Ptosis can have many causes:
Dysfunction of the muscle that raises the lid. This can be present from birth (congenital) or acquired through trauma, inflammation, eye related surgery, or underlying conditions (eg. myasthenia gravis, diabetes, and Horner's syndrome).
Excess skin and fat, pushing the lids down (dermatochalasis)
Covered by Alberta Health
Not covered by Alberta Health
Iopidine - For mild cases of ptosis, we will sometimes offer a trial run of Iopidine eye drops. These drops are a prescription drug generally used for patients with increased intraocular pressures, however they have a short term side-effect of lifting the eyelid(s) up about 1-3mm.
This option is especially good for patients who would rather not undergo surgery and just want a slight lift for special occasions, for example.

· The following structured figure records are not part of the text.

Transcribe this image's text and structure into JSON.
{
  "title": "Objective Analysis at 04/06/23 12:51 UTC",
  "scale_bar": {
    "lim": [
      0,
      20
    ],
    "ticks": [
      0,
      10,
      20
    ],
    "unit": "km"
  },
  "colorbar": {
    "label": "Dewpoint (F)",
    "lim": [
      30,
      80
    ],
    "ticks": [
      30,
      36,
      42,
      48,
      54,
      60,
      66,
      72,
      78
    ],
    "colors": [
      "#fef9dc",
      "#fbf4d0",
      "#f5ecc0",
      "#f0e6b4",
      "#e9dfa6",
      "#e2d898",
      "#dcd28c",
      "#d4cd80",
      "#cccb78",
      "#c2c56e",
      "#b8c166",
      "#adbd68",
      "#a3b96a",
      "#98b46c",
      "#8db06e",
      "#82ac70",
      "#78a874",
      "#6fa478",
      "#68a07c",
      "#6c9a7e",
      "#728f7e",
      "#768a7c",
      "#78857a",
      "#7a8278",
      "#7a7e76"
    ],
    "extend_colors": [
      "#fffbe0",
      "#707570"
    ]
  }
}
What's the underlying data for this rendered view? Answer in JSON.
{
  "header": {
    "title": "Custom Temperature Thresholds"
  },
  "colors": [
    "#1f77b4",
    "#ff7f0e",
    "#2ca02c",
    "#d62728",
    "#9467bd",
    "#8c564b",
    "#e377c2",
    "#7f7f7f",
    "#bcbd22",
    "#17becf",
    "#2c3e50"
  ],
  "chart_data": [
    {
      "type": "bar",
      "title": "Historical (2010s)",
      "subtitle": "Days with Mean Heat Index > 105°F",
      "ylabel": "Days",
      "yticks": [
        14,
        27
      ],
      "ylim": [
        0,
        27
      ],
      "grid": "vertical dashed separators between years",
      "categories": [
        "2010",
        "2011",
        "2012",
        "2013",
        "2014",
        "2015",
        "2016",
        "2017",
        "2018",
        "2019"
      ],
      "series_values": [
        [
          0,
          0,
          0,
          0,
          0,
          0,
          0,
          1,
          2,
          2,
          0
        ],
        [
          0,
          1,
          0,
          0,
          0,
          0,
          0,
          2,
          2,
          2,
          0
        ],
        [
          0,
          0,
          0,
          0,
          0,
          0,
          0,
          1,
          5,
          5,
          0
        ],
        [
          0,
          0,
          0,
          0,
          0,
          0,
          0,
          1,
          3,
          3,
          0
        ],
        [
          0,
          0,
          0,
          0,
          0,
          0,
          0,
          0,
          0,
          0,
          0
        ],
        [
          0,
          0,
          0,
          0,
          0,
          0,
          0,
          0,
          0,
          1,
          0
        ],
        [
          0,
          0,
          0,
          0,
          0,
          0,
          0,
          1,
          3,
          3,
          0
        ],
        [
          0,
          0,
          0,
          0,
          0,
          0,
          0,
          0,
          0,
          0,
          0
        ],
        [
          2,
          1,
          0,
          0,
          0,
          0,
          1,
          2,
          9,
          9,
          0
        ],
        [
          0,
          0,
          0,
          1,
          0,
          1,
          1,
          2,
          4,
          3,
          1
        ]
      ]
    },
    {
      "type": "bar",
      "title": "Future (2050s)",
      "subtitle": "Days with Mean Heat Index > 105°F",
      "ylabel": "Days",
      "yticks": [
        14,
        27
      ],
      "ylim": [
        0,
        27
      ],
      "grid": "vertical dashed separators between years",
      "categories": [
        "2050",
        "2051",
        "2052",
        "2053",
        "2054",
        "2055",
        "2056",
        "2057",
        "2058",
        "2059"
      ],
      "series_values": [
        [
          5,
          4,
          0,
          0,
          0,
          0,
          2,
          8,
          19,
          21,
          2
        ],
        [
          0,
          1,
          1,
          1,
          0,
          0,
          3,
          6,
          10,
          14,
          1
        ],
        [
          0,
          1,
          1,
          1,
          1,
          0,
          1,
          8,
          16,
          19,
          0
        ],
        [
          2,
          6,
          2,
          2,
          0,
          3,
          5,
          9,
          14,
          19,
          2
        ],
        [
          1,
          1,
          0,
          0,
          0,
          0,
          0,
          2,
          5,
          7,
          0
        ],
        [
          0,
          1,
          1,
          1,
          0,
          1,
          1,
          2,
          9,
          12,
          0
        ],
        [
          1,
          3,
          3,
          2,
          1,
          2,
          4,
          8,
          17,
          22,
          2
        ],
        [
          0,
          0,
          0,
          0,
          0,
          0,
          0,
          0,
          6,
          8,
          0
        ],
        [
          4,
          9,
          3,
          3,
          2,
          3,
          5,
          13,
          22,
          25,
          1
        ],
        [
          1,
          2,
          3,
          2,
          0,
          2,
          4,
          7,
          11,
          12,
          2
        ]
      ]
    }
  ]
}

This Cinderella effect will wear off in about 8 hours.
It is, however, not recommended for long-term use.
Treat the underlying condition - For the acquired cases from diseases or inflammation for example, if the contributing cause is treated then the ptosis may resolve.
Botox - Some forms of ptosis can be corrected by having Botox injected into the brow and forehead to lift the brow. This treatment is not covered by Alberta Health and needs to be repeated every 3-4 months.
Surgery - There are many surgical options available depending on the type of ptosis you have.
For ptosis caused by muscular dysfunction, the surgeon can tighten the muscle that holds the lid up, or place a suspension sling to help the weakened muscle.
For ptosis that is secondary to excess skin and/or fat, or even a drooping brow, the surgeon will need to correct the contributing problem. A brow lift can be performed to elevate the brow, or a blepharoplasty can be done to remove the skin and/or fat.
Unfortunately the surgeries are not always covered by Alberta Health. Current guidelines are that the upper lids need to be drooping and obscuring 50% of the visual axis to be covered.